When it comes to masturbation, plenty of myths abound. Fret not, we’re here to set the record straight.
Isn’t it funny how, no matter which part of the world you come from, the act of self-pleasure is often seen as something shameful, taboo or “dangerous”? Maybe someone told you it can make you go blind. Or that hair will grow from unusual places like your ears or in between your fingers. But those are just masturbation myths.
Masturbation is a part of human sexuality. It’s self-soothing and empowering. It also helps you become a better communicator in the bedroom because you understand what works for your body when it comes to arousal. But, plenty of misconceptions still surround the act. It’s high time we dish out the truth…
5 masturbation myths debunked

1. Is masturbation bad or unhealthy?
It’s actually the reverse. Masturbation has a number of health benefits for your mental and physical well-being. During orgasm, your body releases natural mood-boosting hormones like endorphins, oxytocin and serotonin. These help you sleep better and feel happier.
Masturbation also lowers cortisol in the body, which reduces stress and tension while giving you a sense of bodily integrity. This can improve your self-esteem and develop your self-identity. Now, who doesn’t want that?
Women in perimenopause or menopause benefit from masturbation too, as they tend to experience less pelvic floor tightness with increased blood flow to the vagina after orgasm. That can reduce pain and vaginal dryness during intercourse.
2. Do women masturbate?
The short answer? Yes! According to a survey done by Tenga in 2016, 81% of women surveyed have masturbated in their lifetime, with an average frequency of eight times per month as compared to 15 times for men. With age, some women also grow more comfortable with their bodies. Self-pleasure and exploring their sexuality become less taboo.
That said, everyone’s sex drive is different. Experiencing pleasure isn’t one-dimensional.

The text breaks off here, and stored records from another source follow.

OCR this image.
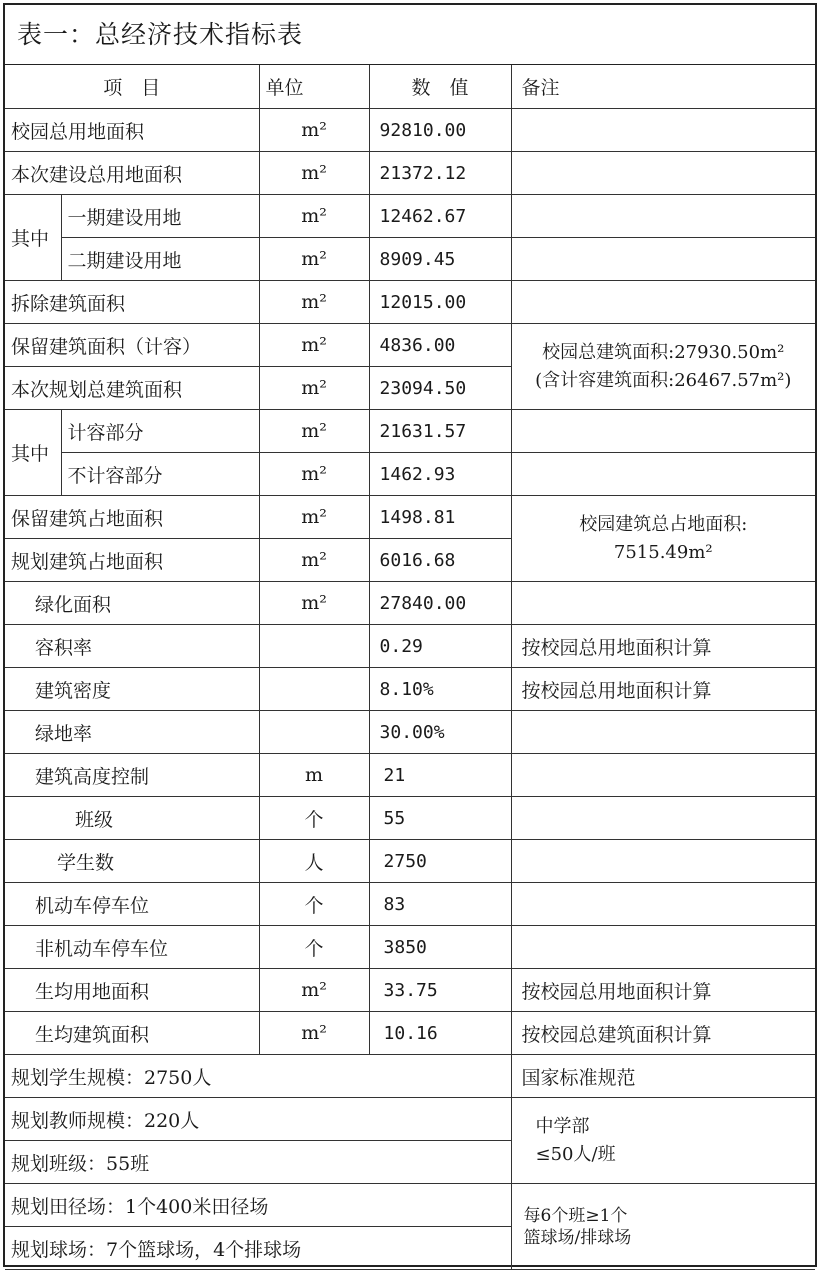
表一：总经济技术指标表
项　目		单位	数　值	备注
校园总用地面积		m²	92810.00	
本次建设总用地面积		m²	21372.12	
其中	一期建设用地	m²	12462.67	
	二期建设用地	m²	8909.45	
拆除建筑面积		m²	12015.00	
保留建筑面积（计容）		m²	4836.00	校园总建筑面积:27930.50m²
(含计容建筑面积:26467.57m²)
本次规划总建筑面积		m²	23094.50	
其中	计容部分	m²	21631.57	
	不计容部分	m²	1462.93	
保留建筑占地面积		m²	1498.81	校园建筑总占地面积:
7515.49m²
规划建筑占地面积		m²	6016.68	
绿化面积		m²	27840.00	
容积率			0.29	按校园总用地面积计算
建筑密度			8.10%	按校园总用地面积计算
绿地率			30.00%	
建筑高度控制		m	21	
班级		个	55	
学生数		人	2750	
机动车停车位		个	83	
非机动车停车位		个	3850	
生均用地面积		m²	33.75	按校园总用地面积计算
生均建筑面积		m²	10.16	按校园总建筑面积计算
规划学生规模：2750人				国家标准规范
规划教师规模：220人				中学部
≤50人/班
规划班级：55班				
规划田径场：1个400米田径场				每6个班≥1个
篮球场/排球场
规划球场：7个篮球场，4个排球场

Exploring female sexuality can be a confusing topic to navigate, but it doesn’t have to be, especially with pleasure empowerment workshops that provide a safe space and community for like-minded individuals to learn about sex positivity.
Ultimately, masturbation is an individual lifestyle choice and sexual expression. Do what you feel is best for you, because you know your own body and desires most intimately.
3. Is masturbation okay if you’re in a committed relationship?

Definitely! It doesn’t have to be mutually exclusive, whether it’s solo or partnered sex. Mutual masturbation among couples is great foreplay; you can learn more about each other’s sexual preferences too. It’s sexy to watch your partner climax as you both reach a crescendo together. This shared experience can build intimacy and strengthen the connection in a way that’s different from “regular” sex.
And who’s to say you can’t be in a loving committed relationship with yourself? Don’t be afraid to discover what makes you feel good. Acknowledging your sexual needs isn’t selfish. It’s self-love at its prime. The best way to find out what turns you on is by acquainting yourself with your bodily parts down south!
4. So, will you lose your virginity if you do it?
No. The value in which we place the ideals of “virginity” is a social construct. How you feel about your first sexual experience matters. It’s way less important to worry about whether you’re “losing” it for the first time to a partner or a sex toy.
There’s a lot of confusion about the hymen; the myth that every woman who engages in their first vaginal sex will bleed isn’t always the case, nor is it an indicator of a “freshness seal”. As long as you’re aware of your pleasure choices and you aren’t coerced into something you don’t consent to, it’s your decision to make.
5. Can a sex toy desensitise you and make it harder for you to achieve orgasm?

As powerful as your vibrators may be, this is a myth. But your body can get used to a particular sensation if you tend to masturbate in the same habitual way, possibly making orgasms a challenge. Still, don’t be alarmed. If you’re stuck in a routine, switch things up. Find a new toy, play around with different vibrating patterns and pressures, or go back to basics and use your hands or fingers to explore other erogenous zones.
Need simple tricks to spice up a self-care routine? Try changing your dominant hand for the other, or switching up your position from lying down to sitting upright, putting one leg up, both legs up or even going on all fours. By creating new habits with positive intentions and keeping yourself present, you’re strengthening the neural pathways in your brain to feel “happy”. This gives you a better experience in how you receive pleasure.
Now that you’ve uncovered the facts about masturbation, be kind to yourself and get creative by luxuriating in the process of natural self-care! Your mind and body will thank you for that.